Are" techniques" measuring the light, setting the aperture/shutter speed/ISO, and focus, and pressing the shutter? The dictionary offers circular definitions that beg themselves. What are "techniques," anyhow? Is a setting on a machine a technique?
I was at a gallery and struck up a casual chat with another viewer. He was elder, say late 70s, and was wearing what I call the photographers outfit; multi-pocket photo vest, light meter (like a watch on a fob) AND a loupe (another fob), khakis and sensible shoes. We were admiring an image and he started describing the lines in the image to analyze it. I said, "I don't see any lines, I just experience balance,"; I compose from the gut. He insisted that there were lines to be seen underpinning the composition. I told him very clearly that there were no lines except those he was imagining. He needed to reduce understanding to something measurable by an abstract idea. I bet he studied "techniques".

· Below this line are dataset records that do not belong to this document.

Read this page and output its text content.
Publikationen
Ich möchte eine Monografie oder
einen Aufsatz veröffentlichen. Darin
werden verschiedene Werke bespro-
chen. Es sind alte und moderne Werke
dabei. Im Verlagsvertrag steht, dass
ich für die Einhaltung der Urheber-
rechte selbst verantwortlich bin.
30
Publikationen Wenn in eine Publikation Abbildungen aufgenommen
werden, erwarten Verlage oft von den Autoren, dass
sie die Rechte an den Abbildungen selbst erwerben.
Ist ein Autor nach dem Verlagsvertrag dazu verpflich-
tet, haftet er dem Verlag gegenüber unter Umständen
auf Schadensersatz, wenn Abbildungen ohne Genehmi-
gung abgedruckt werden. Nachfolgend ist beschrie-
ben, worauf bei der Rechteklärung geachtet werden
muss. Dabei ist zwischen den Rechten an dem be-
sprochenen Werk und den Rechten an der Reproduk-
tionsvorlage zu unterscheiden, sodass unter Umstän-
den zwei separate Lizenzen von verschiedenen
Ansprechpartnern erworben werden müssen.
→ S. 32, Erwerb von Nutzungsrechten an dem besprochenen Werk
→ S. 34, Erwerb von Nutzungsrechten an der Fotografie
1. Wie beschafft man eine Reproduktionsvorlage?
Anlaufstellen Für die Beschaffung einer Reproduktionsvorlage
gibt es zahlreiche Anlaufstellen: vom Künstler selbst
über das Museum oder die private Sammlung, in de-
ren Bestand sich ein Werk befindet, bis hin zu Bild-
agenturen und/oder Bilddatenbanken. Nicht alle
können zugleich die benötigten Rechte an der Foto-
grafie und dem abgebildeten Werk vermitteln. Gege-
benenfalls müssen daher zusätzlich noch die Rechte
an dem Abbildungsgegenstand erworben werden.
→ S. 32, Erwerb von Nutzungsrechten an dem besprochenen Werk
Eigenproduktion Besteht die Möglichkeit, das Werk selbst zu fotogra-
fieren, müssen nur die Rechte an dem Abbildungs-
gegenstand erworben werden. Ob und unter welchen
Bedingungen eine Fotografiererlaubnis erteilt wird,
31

I guess my self-teaching, the mechanics of the camera, understanding what goes in the frame and how dark or light things should be, doesn't consider technique. There is just the doing. It may be that, while I can tech-up, get all sciency, and do data analysis with the best of them, that has always been in the background. I have well-developed pathways for that sort of thing. It is even genetic if you look at my parents and grandfather. Grampa, who was a goatherd, gathered and cut driftwood on the Berkeley mud flats, selling it in the windy bayside Oceanview neighborhood in the 20s & 30s. He made chicken and rabbit hutches and sheds without a measuring tape or square. He just made them.
Back in the 90s I presided over the Photo Department's Technical Advisory Board at the invitation of a former instructor. I wondered aloud that one either was a photographer or not. I wondered about teaching people in spite of their proclivities. As I spent more time teaching than shooting, working directly with the modalities of photography and students, I saw that there were certain students who were simply naturals. After they learned the mechanical basics they just went out and shot and produced wonderful work. Vision, talent, confidence seem to blow past abstracts.
So, maybe, techniques may be less critical for some than others and ends pretty early in the productive process. Natural facilities or pure experience can appear to operate without techniques.